Left-wing ‘exit tax’ plan risks making the Netherlands a pariah state


The problem is that an exit tax will cause enormous damage to any country that imposes one. Let’s put aside for the moment the fact that the tax is almost certainly illegal under European law, and will be overturned after a few years of litigation in the courts. Let us also leave aside the fact that it is essentially a retrospective tax, and nearly all developed countries have always banned it on the grounds that people and businesses have the right to know what charges they will be charged. potentially confronted before settling their affairs, not after. .These are all serious points. But the real problem is, why would a business or entrepreneur want to settle in a country that behaves like this? Taxes can be increased anywhere and to a level you no longer find acceptable, but you still have the option of moving elsewhere. It can be inconvenient and expensive, but it is an alternative if the taxes get too outrageous. The Dutch are considering closing this door. You can never leave, at least not without paying a huge fine. We can tax you over and over again, and there’s nothing you can do about it. It is certainly unacceptable. Of course, the government can raise a few billion. But it will lose tens and tens of billions of all the companies that decide to locate elsewhere. Is it a good job? Not really.

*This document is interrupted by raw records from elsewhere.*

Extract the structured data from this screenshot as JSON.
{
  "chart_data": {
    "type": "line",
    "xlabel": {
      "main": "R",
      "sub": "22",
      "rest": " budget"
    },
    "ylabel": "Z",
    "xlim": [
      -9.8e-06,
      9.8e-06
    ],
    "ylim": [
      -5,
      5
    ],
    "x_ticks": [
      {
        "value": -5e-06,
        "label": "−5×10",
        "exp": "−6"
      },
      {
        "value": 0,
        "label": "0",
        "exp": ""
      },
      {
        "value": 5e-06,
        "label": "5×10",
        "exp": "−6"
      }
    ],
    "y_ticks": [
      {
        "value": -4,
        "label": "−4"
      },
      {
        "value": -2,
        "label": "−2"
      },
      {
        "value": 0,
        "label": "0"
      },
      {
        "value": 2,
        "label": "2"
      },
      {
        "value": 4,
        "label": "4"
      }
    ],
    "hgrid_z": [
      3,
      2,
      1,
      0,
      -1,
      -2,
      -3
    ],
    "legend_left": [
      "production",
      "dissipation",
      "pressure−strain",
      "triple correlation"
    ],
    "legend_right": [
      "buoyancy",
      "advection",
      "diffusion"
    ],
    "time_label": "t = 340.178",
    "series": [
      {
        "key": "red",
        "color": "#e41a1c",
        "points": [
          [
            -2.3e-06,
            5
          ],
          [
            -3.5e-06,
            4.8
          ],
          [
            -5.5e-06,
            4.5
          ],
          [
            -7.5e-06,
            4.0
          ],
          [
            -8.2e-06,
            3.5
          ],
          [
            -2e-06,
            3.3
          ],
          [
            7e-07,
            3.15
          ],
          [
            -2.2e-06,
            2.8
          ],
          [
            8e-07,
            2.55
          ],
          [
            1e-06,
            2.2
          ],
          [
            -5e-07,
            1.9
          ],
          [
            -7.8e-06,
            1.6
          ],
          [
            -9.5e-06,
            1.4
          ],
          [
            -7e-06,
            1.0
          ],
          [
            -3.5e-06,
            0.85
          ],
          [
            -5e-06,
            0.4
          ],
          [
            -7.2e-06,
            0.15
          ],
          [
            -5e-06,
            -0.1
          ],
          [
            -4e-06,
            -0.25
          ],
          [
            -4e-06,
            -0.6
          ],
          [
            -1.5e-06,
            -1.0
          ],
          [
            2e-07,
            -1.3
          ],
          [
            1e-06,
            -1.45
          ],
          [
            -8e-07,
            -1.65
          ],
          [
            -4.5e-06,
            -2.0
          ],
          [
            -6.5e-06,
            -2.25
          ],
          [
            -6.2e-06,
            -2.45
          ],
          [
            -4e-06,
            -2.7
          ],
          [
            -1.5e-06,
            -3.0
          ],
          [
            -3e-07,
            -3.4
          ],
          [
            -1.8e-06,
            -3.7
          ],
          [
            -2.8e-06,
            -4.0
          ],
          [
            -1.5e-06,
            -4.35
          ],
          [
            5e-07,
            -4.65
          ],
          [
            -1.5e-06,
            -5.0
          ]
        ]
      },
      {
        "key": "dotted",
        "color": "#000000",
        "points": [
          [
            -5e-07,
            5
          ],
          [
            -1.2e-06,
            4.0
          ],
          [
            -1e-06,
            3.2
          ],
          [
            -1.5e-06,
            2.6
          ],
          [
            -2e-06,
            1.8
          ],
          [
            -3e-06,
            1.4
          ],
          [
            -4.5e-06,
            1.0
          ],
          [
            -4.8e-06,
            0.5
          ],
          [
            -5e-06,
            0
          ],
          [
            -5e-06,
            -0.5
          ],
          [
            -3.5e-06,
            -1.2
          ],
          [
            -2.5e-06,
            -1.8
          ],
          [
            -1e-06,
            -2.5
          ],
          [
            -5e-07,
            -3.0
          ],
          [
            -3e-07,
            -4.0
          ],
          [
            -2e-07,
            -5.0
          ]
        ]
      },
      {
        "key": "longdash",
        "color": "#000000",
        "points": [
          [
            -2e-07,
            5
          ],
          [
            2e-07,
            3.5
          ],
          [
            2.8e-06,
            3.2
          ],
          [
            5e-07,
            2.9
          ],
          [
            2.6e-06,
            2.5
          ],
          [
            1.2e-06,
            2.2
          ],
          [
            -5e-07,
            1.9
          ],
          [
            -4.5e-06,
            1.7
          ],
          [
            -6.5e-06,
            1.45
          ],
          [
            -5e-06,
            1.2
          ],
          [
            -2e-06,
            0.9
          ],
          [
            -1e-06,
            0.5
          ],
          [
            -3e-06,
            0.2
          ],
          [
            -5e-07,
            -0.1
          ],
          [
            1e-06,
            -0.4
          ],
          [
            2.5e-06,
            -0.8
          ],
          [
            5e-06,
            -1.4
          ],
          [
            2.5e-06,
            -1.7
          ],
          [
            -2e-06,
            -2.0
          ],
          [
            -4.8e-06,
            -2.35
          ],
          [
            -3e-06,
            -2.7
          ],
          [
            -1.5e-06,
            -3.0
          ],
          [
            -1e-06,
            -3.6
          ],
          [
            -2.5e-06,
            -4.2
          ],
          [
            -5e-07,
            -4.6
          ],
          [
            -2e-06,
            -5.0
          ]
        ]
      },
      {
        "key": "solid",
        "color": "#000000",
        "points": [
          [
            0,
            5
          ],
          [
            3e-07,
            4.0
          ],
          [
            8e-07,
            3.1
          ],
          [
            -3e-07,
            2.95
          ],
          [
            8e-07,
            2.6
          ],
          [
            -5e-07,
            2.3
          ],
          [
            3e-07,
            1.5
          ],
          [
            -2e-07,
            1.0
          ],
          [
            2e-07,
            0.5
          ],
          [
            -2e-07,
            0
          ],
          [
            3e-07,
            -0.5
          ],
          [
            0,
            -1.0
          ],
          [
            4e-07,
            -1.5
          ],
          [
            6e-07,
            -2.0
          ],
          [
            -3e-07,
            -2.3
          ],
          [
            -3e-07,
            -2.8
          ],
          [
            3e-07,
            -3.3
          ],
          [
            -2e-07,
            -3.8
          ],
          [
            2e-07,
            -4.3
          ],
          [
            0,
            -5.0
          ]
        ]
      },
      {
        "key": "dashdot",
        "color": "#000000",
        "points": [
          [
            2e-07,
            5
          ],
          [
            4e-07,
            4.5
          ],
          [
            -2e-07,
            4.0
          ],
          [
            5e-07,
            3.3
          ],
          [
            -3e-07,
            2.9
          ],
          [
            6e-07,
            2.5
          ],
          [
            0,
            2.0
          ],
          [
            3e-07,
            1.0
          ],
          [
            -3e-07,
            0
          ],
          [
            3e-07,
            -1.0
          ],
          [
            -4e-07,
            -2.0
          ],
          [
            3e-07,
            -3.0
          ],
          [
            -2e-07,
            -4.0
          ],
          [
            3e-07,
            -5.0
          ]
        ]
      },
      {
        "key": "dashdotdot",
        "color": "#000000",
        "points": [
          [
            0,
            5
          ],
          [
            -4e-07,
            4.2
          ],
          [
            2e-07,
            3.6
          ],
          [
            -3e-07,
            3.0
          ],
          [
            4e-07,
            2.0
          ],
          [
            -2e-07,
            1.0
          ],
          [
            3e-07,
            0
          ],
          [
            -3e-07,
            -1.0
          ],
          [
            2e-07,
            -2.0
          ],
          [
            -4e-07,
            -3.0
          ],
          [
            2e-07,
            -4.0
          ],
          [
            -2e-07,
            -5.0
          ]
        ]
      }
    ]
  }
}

Ultimately, the Dutch can keep at least half of Unilever. But they will have cast away their reputation for loyalty, treating businesses with kindness, and seeking compromises between different interests.

For businesses and entrepreneurs, the Netherlands will become a pariah state, best avoided because you never know what kind of taxes they are about to impose on you. It is a very high price to pay. Even for € 11 billion, it’s hard to believe it’s worth it – and it just might turn out to be one of the costliest policy mistakes of recent times.